You have it pinned again, my friend. It is a book which tells so much, just by not telling. It must have such a sad and lonely thing to try and write, omitting everything she wanted to tell the world but couldn’t. Those fans who placed her so high on a damn pedestal that her head must have been permanently in the clouds should feel remorse, but they won’t, because in their estimation they are never wrong. They entertained the crap that was Gene Raymond for too many years at their clan claves after Jeanette was gone, and he spoke about her with little reverence, calling her ‘the woman’ in some clip I watched way back. I wonder if any of them have read her autobiography and if they so, do they feel any regrets at having entertained the so called ‘love of her life’ when they read the part about her having to gauge his moods before even speaking to him once he’d returned from the war. He was a thug, and hurt her on more than one occasion. In my opinion his name should never have been linked with hers in ANY way.
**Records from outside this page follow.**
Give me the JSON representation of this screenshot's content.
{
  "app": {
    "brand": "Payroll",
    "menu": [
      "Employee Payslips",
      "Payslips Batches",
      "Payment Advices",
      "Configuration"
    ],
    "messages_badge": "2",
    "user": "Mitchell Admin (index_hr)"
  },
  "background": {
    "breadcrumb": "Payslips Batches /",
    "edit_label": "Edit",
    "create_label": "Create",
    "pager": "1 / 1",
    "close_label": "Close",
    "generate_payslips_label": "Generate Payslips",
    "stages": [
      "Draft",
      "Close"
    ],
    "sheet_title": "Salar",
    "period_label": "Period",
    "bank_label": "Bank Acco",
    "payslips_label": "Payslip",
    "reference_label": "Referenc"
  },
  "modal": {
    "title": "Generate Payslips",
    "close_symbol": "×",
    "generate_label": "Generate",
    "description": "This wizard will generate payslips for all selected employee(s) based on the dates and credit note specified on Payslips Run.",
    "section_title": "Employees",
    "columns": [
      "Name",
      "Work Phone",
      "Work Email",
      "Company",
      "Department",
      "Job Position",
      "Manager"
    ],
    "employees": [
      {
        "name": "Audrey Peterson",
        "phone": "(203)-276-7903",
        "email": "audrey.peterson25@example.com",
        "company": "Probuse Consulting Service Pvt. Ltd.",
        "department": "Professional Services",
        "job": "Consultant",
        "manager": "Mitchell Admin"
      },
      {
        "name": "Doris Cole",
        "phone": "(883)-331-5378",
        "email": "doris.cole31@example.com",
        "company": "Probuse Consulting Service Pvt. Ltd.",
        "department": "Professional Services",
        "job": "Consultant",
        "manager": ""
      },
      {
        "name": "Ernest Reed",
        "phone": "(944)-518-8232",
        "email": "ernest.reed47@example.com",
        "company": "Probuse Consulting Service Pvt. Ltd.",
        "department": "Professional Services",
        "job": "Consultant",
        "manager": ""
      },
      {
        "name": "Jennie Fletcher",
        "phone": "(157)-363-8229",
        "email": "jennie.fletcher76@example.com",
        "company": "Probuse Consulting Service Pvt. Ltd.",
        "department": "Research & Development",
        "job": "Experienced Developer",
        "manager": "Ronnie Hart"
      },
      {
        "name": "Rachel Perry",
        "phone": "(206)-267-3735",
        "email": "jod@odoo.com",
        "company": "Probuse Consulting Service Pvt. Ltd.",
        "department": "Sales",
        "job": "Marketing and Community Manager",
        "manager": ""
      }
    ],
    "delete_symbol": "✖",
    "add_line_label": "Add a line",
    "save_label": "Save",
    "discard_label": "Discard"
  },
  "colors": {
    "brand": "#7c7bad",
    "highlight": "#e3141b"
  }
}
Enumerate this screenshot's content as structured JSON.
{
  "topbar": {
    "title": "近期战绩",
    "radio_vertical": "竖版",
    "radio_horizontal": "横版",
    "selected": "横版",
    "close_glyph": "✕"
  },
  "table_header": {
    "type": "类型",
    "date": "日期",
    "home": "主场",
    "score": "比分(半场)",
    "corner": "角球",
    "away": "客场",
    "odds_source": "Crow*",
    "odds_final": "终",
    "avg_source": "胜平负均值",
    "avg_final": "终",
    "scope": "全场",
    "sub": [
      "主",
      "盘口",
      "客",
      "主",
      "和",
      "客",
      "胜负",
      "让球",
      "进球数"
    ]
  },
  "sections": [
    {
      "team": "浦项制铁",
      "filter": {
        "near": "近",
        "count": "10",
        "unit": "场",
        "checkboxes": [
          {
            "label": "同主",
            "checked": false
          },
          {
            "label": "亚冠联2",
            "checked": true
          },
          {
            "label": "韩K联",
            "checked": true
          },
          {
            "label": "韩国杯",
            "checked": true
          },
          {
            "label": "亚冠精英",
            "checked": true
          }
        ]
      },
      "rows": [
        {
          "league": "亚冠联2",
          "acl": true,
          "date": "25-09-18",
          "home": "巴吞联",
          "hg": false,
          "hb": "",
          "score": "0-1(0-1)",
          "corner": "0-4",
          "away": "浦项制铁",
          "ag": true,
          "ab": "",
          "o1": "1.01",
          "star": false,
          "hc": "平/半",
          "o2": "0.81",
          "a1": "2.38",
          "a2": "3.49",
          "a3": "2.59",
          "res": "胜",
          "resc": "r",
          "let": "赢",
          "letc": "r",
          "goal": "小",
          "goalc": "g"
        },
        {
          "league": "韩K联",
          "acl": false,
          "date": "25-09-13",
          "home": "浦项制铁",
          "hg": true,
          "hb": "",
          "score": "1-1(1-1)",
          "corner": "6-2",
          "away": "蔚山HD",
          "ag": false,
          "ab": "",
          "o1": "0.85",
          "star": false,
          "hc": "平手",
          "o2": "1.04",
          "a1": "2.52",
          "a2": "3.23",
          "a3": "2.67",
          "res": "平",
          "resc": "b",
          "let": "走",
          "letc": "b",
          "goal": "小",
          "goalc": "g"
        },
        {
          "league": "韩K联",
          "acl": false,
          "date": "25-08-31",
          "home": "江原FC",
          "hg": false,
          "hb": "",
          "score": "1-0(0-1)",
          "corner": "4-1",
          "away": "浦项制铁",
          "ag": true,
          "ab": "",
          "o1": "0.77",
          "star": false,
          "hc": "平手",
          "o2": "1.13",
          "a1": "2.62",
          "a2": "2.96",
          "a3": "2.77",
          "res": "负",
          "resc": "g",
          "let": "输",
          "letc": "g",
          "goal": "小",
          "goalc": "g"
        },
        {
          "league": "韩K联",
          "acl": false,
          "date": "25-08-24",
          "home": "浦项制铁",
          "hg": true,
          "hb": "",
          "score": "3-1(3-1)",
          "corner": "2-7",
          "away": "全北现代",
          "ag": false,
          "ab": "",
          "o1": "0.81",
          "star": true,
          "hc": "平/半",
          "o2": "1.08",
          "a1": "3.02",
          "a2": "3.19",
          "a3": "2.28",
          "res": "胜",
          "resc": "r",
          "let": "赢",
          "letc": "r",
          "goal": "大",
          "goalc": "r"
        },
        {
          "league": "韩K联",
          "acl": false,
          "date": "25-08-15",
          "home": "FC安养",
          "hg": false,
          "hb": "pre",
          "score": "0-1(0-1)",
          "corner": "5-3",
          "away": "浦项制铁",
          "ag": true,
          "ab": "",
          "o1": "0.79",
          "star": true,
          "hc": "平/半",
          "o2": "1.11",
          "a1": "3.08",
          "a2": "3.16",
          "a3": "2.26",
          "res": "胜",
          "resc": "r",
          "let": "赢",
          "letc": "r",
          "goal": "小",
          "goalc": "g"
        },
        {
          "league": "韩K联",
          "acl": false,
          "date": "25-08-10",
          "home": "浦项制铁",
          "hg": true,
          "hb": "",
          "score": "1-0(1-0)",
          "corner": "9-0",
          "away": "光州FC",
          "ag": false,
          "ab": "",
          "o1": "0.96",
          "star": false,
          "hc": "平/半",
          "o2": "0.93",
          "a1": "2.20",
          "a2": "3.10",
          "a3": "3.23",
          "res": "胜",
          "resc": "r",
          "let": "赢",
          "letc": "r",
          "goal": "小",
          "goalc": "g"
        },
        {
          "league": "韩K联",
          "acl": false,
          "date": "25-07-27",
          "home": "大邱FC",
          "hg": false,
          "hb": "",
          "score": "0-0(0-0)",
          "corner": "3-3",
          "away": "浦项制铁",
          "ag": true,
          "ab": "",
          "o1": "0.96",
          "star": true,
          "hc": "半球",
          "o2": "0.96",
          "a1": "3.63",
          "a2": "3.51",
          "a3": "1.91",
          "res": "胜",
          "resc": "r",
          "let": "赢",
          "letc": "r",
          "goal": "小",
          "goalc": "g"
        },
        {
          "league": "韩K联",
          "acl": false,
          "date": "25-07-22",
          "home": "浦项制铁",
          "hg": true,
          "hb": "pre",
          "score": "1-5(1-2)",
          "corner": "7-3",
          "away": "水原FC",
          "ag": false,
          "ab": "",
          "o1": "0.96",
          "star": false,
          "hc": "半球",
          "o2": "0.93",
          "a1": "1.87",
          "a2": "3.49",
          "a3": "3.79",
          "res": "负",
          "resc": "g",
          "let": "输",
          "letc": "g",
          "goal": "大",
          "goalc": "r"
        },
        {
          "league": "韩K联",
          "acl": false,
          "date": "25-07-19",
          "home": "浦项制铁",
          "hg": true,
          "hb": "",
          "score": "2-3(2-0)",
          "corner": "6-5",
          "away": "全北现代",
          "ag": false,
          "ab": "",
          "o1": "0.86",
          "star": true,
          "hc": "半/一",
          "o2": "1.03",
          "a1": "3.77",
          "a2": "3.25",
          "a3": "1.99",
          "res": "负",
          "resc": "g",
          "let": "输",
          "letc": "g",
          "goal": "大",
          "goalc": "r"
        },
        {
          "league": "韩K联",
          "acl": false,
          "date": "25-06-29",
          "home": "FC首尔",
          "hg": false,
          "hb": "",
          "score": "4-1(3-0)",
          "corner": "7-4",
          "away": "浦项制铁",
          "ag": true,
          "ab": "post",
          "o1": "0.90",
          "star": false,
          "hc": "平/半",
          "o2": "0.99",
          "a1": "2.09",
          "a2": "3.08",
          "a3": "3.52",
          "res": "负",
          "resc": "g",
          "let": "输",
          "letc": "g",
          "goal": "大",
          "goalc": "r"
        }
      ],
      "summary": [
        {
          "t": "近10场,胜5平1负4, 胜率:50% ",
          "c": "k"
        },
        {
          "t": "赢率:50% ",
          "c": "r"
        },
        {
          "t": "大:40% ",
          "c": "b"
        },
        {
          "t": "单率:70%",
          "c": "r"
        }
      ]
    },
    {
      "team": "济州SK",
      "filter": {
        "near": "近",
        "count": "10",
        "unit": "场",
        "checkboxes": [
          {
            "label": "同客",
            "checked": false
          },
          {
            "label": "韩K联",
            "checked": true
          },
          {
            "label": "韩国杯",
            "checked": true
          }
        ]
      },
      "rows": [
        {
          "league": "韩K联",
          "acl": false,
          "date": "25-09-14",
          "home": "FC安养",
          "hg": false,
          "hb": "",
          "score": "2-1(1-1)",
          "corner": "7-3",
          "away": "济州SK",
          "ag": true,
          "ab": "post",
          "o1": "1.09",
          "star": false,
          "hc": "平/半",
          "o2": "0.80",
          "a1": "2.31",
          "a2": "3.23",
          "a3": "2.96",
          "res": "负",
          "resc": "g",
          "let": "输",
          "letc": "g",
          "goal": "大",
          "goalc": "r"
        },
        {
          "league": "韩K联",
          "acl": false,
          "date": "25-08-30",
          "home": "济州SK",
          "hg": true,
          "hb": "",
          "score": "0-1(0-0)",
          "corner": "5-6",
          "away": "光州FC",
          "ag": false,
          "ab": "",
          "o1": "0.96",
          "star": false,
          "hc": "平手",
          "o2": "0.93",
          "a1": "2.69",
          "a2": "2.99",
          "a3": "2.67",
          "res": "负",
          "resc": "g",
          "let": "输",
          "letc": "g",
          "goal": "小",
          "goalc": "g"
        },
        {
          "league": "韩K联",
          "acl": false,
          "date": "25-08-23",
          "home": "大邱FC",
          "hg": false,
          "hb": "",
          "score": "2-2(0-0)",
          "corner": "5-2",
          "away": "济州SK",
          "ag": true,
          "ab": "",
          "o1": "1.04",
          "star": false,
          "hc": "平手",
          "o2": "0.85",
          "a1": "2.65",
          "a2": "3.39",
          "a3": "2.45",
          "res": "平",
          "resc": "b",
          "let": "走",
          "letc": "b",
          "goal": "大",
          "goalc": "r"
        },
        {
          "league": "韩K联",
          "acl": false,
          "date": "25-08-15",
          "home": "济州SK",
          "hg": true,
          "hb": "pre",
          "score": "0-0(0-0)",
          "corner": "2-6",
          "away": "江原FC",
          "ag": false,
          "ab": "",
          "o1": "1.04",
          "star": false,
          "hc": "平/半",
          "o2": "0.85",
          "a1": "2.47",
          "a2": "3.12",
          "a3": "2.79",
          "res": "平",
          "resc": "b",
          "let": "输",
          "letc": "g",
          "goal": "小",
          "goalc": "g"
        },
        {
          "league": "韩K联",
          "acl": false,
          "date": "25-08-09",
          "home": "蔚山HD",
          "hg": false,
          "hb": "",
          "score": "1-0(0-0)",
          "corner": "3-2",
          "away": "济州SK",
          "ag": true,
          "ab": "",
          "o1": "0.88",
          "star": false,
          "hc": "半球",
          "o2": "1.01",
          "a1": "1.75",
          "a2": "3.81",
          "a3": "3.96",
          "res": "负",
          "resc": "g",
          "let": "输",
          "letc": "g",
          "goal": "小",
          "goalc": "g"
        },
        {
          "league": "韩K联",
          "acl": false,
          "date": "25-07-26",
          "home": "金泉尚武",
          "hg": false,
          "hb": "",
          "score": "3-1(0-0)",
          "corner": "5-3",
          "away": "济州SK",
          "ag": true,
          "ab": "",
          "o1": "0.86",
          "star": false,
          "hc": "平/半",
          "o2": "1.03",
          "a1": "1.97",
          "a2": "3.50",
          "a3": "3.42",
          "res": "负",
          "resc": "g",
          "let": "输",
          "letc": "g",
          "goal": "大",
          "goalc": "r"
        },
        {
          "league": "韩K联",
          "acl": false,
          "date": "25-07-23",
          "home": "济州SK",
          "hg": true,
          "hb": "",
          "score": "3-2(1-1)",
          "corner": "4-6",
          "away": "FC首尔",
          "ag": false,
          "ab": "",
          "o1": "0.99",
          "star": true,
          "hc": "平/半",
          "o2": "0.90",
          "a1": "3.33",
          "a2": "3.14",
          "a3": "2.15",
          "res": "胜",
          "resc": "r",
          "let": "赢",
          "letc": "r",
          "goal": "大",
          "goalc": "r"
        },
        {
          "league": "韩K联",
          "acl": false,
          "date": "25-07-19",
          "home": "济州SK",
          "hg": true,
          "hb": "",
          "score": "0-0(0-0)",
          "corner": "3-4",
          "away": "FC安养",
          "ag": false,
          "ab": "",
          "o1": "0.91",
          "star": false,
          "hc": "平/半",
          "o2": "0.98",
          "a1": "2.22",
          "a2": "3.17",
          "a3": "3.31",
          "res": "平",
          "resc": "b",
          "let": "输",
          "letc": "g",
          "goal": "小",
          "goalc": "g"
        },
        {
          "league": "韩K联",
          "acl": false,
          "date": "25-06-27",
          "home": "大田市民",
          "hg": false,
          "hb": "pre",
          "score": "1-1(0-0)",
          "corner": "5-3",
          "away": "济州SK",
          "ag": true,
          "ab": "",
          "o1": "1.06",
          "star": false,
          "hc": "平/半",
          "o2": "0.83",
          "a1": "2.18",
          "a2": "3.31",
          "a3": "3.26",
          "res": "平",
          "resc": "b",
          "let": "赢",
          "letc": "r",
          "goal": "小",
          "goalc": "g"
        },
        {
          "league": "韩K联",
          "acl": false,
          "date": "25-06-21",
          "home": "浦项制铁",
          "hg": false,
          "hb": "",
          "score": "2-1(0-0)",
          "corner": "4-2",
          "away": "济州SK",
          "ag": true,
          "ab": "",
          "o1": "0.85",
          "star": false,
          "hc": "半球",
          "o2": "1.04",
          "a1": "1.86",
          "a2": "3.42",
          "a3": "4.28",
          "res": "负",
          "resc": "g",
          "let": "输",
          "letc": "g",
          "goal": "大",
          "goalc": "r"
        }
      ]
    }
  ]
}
It must have broken her heart, writing this manuscript and yet not sharing the joy of her love for Nelson, because, as you so rightly state, after 1936 her life WAS Nelson.
Bravo Katie for having the guts to tell the story the way it really was. Many thanks and keep up the good work.
I’m so eager to read all your new posts,thank you… You both are great for doing all this work, to keep Jeanette and Nelson in our lives…no one else like them . They are the epitome of love..!!!
Sent from my iPad
This is exactly the kind of visual and visceral evidence that a lawyer would use to great effect in a court of law. Trust me on that one. Great work Perry Mason. When you showed this to me back at the lair… err, hotel, it really drove it home. Any logical person can clearly see she was hiding something. Her publishers assuredly did. Blog on pal, your batting a thousand.
You are a breath of fresh air!!!!! You are right on with your observations!!! A person has to blind not to see whats going on! THEY LOVE EACH OTHER BIGGG TIME!!! Sure, it was in the movie Sweethearts script for Nelson to blow on her neck and ear!!..REALLY!!
I really don’t know how I missed this when you posted it, but it is another startlingly thought provoking piece of writing Katie. Thank you, yet again for making the case for Jeanette and Nelson an absolute must for any true fan.